Under the bill of rights it clearly indicates the “freedom of speech” and this is what you do with that right. For a lot of people especially women we waited a long time to have the ability to speak. And in some countries women still don’t have the ability to speak their mind. And again, this is what you do with your ability to speak.

Let’s start by encouraging your daughter to respect herself. Have her imagine the same friends being enemies calling her those same names and her being a victim. This will instill sudden respect for herself.

Another tip can be to encourage her to create word exchange among her friends. Of course it’s new but she can be the first to start a new trend at her school.
And here is a really big tip. It’s starts at home – so parents reframe from referring to friends, co-workers or anyone else as a degrading name. Names such as a dumb a—, man hoar, office slut etc... Show them how to use word exchange. Also, monitor and censor music and TV.

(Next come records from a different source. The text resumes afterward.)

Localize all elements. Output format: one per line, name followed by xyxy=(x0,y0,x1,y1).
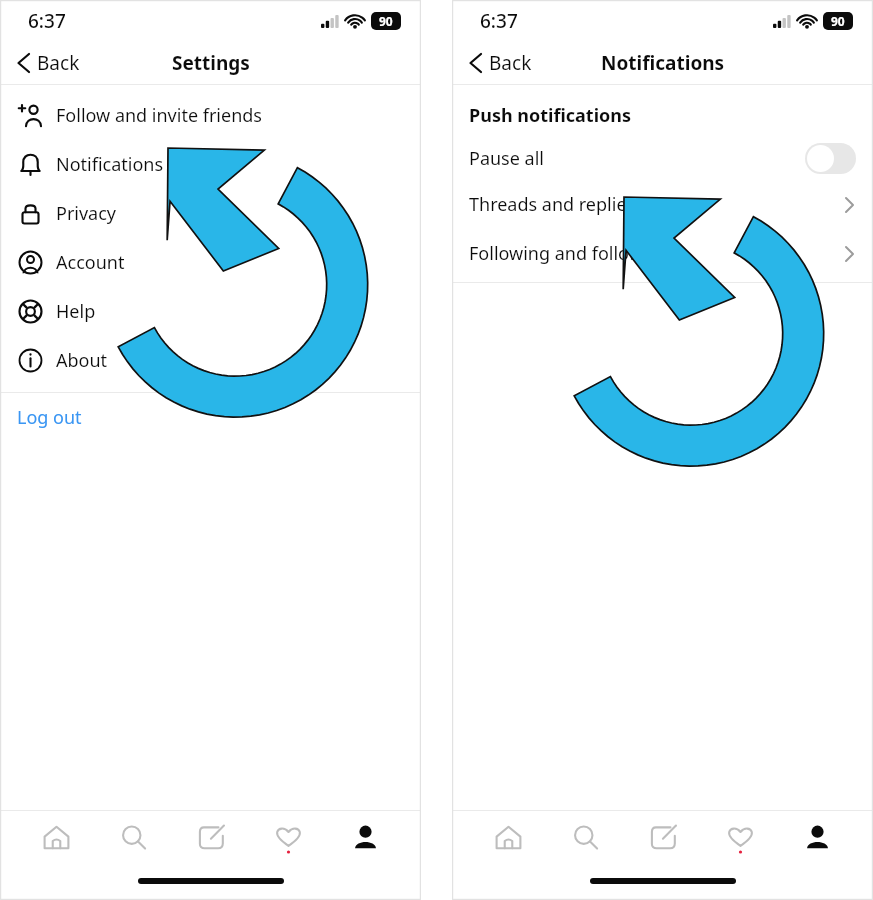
button[interactable]: Back xyxy=(0,43,96,83)
staticText: Back xyxy=(489,50,532,76)
staticText: About xyxy=(56,348,108,373)
staticText: 6:37 xyxy=(28,8,66,34)
staticText: 90 xyxy=(831,13,845,29)
staticText: 6:37 xyxy=(480,8,518,34)
staticText: Settings xyxy=(172,50,250,76)
button[interactable]: Threads and replies xyxy=(452,180,873,229)
button[interactable]: Log out xyxy=(0,393,421,441)
staticText: Pause all xyxy=(469,146,544,171)
staticText: Help xyxy=(56,299,96,324)
button[interactable]: Back xyxy=(452,43,548,83)
staticText: Following and followers xyxy=(469,241,669,266)
button[interactable]: Privacy xyxy=(0,189,421,238)
staticText: Privacy xyxy=(56,201,117,226)
button[interactable]: Help xyxy=(0,287,421,336)
staticText: Log out xyxy=(17,405,82,430)
staticText: Notifications xyxy=(56,152,164,177)
button[interactable]: About xyxy=(0,336,421,385)
staticText: Follow and invite friends xyxy=(56,103,262,128)
staticText: Push notifications xyxy=(469,103,632,128)
button[interactable]: New thread xyxy=(180,823,242,871)
staticText: Account xyxy=(56,250,125,275)
button[interactable]: Home xyxy=(477,823,539,871)
button[interactable]: Search xyxy=(554,823,616,871)
staticText: Back xyxy=(37,50,80,76)
button[interactable]: Following and followers xyxy=(452,229,873,278)
button[interactable]: Profile xyxy=(786,823,848,871)
button[interactable]: Account xyxy=(0,238,421,287)
button[interactable]: Search xyxy=(102,823,164,871)
staticText: 90 xyxy=(379,13,393,29)
button[interactable]: Profile xyxy=(334,823,396,871)
staticText: Notifications xyxy=(601,50,725,76)
button[interactable]: Notifications xyxy=(0,140,421,189)
button[interactable]: Activity xyxy=(257,823,319,871)
button[interactable]: Activity xyxy=(709,823,771,871)
staticText: Threads and replies xyxy=(469,192,636,217)
button[interactable]: Home xyxy=(25,823,87,871)
button[interactable]: Pause all xyxy=(452,136,873,180)
button[interactable]: Follow and invite friends xyxy=(0,91,421,140)
button[interactable]: New thread xyxy=(632,823,694,871)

As for the world of music and media I’m still working on that one – but at least this is a start. If we use and demand for word exchange maybe we can get the music world to make music with better words.

Once we open the door of establishing respect again our children can then welcome balance. They will be better young adults. They will have ability to respect not only themselves but friends, adults, work, life and all it has to offer. They will also be more cooperative.

Let’s not let our daughters disrespect self – and let’s not let anyone else disrespect her either. Not a boy, a friend, the media, the music world or your daughter herself. Let’s start with ourselves and the rest of the world will follow – it will have a ripple effect.